The performance instructions are in direct relation to a Paris performance of the string quartet planned by Jules Écorchville (1872-1915), the prominent French musicologist and editor of Revue Musicale de S.I.M.**. Schönberg, who became aware of the performance through Egon Wellesz, placed such importance on this performance that he not only provided a score, but also prepared performance instructions, which Wellesz sent to Écorchville. In a postcard dated December 13, 1909 (also owned by Albi Rosenthal), Wellesz writes: I send here a study score of the quartet of A. Schönberg. The many metronome markings should not confuse the players. They serve often only to make an accellerando [sic!] understandable if the players are not quite in agreement about the tempo. I hope for the best success for the Schönberg performance, Schönberg thanks you very much for your kindness.

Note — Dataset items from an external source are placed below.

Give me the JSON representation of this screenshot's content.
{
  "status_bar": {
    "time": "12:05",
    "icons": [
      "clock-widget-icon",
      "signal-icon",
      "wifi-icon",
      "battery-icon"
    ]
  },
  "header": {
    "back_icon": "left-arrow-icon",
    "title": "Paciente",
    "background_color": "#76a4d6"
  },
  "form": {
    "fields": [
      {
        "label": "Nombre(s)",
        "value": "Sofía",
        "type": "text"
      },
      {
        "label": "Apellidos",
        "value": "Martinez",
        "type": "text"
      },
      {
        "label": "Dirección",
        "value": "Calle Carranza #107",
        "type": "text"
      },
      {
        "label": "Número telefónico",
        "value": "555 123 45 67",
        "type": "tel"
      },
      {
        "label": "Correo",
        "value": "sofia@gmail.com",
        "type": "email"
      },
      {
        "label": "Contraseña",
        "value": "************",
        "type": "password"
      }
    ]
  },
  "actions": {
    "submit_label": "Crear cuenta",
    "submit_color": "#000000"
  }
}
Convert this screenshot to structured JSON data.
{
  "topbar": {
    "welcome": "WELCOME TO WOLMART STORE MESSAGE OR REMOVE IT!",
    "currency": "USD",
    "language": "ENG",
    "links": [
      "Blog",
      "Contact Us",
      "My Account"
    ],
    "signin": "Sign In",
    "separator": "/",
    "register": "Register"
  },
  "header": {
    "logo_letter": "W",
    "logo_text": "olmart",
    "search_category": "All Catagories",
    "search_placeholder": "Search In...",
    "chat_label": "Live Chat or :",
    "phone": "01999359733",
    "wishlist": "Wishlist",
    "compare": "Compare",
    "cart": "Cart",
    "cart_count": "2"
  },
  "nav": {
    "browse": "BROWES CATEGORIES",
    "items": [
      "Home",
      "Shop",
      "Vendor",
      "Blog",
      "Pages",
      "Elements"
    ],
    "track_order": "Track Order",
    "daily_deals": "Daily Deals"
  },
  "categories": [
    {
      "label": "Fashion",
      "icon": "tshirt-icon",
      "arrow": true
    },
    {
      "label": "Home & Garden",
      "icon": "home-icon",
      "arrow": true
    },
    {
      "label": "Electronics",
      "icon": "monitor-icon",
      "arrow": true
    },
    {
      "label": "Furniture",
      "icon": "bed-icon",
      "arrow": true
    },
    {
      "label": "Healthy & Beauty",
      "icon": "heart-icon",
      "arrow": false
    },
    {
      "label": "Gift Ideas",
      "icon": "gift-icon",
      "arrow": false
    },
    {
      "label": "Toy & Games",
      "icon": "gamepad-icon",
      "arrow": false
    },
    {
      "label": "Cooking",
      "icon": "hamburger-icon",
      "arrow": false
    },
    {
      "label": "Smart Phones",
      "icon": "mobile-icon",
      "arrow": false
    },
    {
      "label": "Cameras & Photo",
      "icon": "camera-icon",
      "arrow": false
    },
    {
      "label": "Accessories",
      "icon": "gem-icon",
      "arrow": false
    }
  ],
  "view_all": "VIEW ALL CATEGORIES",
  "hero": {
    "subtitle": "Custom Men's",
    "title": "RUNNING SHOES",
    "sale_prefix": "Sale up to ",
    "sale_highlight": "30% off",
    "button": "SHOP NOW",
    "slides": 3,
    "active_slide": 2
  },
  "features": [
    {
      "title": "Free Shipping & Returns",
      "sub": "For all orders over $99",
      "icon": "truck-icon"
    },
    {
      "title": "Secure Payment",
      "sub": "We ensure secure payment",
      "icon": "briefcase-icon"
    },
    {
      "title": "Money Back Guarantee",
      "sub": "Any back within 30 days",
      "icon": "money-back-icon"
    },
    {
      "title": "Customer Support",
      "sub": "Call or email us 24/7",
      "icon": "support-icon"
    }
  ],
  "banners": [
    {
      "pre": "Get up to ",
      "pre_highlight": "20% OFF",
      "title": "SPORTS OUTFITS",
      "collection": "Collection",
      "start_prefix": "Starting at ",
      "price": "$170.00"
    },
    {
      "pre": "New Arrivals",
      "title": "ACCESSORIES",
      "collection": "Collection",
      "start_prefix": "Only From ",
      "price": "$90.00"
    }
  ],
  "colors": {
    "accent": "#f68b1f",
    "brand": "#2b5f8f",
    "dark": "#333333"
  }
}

After the death of Écorchville the score came into the ownership of the music scholar Henry Prunières (1886-1942), who re-founded the Revue Musicale in 1920. The owner’s mark HPrunières is on the recto side of the endpaper. Albi Rosenthal acquired the score around 1950 from the family Prunières. He has made accessible to the Gesamtausgabe not only the available sources in his possession, but supported the present publication of Schönberg's performance instructions also through his own transcription. The performance instructions are completely outside of the traditional context of other related sources. The scores and notes are a rarity within Schönberg’s surviving manuscripts. He never commented on a work in such a detailed way, neither offered similar notes for another performance of the Second String Quartet. One can therefore assume that Schönberg’s instructions refer solely to this special event and not regarded as obligatory emendations to the score notes of the quartet. In the following list, in the absence of an immediate indication of where the beat is, it is meant to be the beginning of the measure. The formula “in margin” or “to those in margin” indicates the duplication of reference characters in the sidebar.
Early general observations
Title page in margin
Note: the first 4-6 strokes of the Metronomes are usually too quick. Only after the 5th-6th beat [Correction results for beats 6-7] does the metronome become calm and regular.
below, running vertically from top to bottom:
The metronome markings must not be regarded as the absolute indication of the tempo. Although they are very carefully tested, errors are still very likely. [paragraph] But they might give a picture of the relationships of the tempos and express especially reasonable ritardandi and accelerandi.
First music page top left side in margin
Accel. and rit. are sometimes specified with numbers. These are to be viewed only [inserted] as incidental and achieved through consistent accelerating or decelerating the tempo.
Translation: Stacie Dunlop
* See Ruffer J: The Works of Arnold Schönberg, London 1962, page 30, as well as Egon and Emmy Wellesz: Egon Wellesz Life and Work, ed. F. Endler, Vienna / Hamburg 1981, pp. 65f.
** In this journal in 1912 appeared a facsimile of the III. Movement, see page 139.